South Dakota farmers are harvesting hemp on 1,600 acres in 2021, and state officials say they expect that number to grow in 2022.
Katie Sieverding, Executive Director of the state’s hemp program, said interest is strong as word about hemp travels the South Dakota farming grapevine in the first year of growing.
“What’s exciting is that people who planted it are getting a lot of interest from neighbor farmers,” Sieverding told radio station KXLG. “Everyone I talked to who planted this year plans to plant next year, and plans to plant more. I think we’re going to see a big increase for next year,” she added.
20 farmers licensed
Roughly 20 farmers were licensed to grow about 2,300 acres in 2021, but Sieverding said some of those licensees decided not to plant hemp in the first year and some fields were lost due to drought.

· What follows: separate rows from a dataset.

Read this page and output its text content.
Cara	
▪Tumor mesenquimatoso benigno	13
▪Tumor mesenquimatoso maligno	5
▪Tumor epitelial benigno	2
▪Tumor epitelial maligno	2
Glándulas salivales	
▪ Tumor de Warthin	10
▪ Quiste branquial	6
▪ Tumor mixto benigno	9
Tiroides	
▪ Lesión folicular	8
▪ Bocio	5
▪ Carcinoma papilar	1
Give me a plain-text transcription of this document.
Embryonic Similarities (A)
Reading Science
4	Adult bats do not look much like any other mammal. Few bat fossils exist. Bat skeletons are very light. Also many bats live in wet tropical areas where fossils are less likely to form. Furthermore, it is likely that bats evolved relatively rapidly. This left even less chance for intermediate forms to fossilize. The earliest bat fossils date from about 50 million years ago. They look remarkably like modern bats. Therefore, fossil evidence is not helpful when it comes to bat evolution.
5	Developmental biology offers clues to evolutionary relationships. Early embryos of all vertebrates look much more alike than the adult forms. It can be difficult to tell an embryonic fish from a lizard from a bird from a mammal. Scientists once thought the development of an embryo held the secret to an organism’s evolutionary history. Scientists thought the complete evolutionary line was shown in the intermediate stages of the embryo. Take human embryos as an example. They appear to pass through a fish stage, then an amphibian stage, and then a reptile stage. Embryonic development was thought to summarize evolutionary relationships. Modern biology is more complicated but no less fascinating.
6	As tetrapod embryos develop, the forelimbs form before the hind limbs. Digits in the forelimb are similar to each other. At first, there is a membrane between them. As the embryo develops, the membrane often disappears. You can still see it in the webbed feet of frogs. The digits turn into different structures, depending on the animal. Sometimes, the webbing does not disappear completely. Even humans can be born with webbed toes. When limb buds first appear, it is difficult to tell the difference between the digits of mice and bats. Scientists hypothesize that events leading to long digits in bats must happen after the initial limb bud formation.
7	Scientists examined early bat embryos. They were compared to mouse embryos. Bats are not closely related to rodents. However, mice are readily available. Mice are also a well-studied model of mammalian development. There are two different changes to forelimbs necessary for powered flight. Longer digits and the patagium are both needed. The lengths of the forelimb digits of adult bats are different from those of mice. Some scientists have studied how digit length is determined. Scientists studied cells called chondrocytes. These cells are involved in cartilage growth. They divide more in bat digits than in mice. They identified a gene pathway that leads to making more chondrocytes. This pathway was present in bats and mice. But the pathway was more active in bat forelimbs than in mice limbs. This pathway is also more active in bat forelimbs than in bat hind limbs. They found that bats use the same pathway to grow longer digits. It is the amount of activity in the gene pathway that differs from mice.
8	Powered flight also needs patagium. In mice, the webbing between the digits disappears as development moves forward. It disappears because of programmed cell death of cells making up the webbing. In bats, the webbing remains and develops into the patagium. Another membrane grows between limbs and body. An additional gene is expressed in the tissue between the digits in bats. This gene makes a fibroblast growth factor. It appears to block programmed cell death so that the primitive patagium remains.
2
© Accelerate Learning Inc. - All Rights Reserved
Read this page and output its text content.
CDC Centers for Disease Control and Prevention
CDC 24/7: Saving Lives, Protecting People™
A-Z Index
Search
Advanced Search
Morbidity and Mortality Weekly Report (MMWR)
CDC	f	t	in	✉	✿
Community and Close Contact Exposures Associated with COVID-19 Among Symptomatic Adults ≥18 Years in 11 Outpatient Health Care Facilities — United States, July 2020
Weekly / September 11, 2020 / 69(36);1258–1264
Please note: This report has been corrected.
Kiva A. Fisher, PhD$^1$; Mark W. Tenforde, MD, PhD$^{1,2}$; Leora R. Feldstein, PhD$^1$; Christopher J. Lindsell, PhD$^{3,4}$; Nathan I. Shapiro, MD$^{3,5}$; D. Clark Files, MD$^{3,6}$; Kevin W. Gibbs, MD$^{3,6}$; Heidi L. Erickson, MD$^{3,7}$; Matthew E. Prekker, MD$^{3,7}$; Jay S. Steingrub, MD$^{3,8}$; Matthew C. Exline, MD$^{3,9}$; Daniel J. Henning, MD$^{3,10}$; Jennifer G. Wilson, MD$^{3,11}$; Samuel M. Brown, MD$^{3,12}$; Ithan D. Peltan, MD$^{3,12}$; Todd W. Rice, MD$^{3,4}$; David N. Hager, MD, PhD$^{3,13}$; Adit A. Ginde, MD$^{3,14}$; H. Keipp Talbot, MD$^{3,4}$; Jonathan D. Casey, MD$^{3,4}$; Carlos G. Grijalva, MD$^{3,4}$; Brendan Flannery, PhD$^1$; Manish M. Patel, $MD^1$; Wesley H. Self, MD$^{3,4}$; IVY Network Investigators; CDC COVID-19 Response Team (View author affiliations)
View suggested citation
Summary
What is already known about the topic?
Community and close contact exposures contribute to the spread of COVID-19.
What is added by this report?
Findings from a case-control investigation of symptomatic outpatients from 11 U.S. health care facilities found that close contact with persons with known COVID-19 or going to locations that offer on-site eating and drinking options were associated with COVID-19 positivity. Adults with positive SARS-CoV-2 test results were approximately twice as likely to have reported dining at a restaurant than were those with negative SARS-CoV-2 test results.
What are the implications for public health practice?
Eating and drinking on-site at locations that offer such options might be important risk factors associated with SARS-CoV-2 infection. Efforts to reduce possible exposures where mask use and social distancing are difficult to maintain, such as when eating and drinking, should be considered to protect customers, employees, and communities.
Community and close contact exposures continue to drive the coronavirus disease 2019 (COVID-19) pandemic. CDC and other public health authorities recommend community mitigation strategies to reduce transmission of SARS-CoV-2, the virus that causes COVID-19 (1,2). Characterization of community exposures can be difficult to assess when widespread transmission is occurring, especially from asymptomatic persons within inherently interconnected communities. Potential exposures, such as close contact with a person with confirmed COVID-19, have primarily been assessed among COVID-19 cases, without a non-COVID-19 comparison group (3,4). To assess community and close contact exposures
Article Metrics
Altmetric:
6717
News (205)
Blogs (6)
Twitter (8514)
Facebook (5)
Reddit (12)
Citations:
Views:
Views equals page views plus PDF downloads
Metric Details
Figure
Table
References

South Dakota hemp farmers shied away from CBD, overwhelmingly putting in grain and fiber crops, with most of the acres planted in the eastern half of the state. Only 35 acres were dedicated to CBD flower production, the state reported earlier this year.
Three processor licenses are known to have been granted for the eastern part of South Dakota, but officials have said the state still lacks a fiber processing facility.
Potential in food
The South Dakota Department of Agriculture and Natural Resources said farmers see promise in producing hemp seed for food products.
South Dakota’s hemp program was established and received U.S. Department of Agriculture (USDA) clearance last year.
In signs of the growing interest in hemp, State Sen. Josh Klumb of Mt. Vernon put in a hemp crop last spring, and the first hemp farm within a city limit started operating in Fort Pierre; the site is being used primarily for research.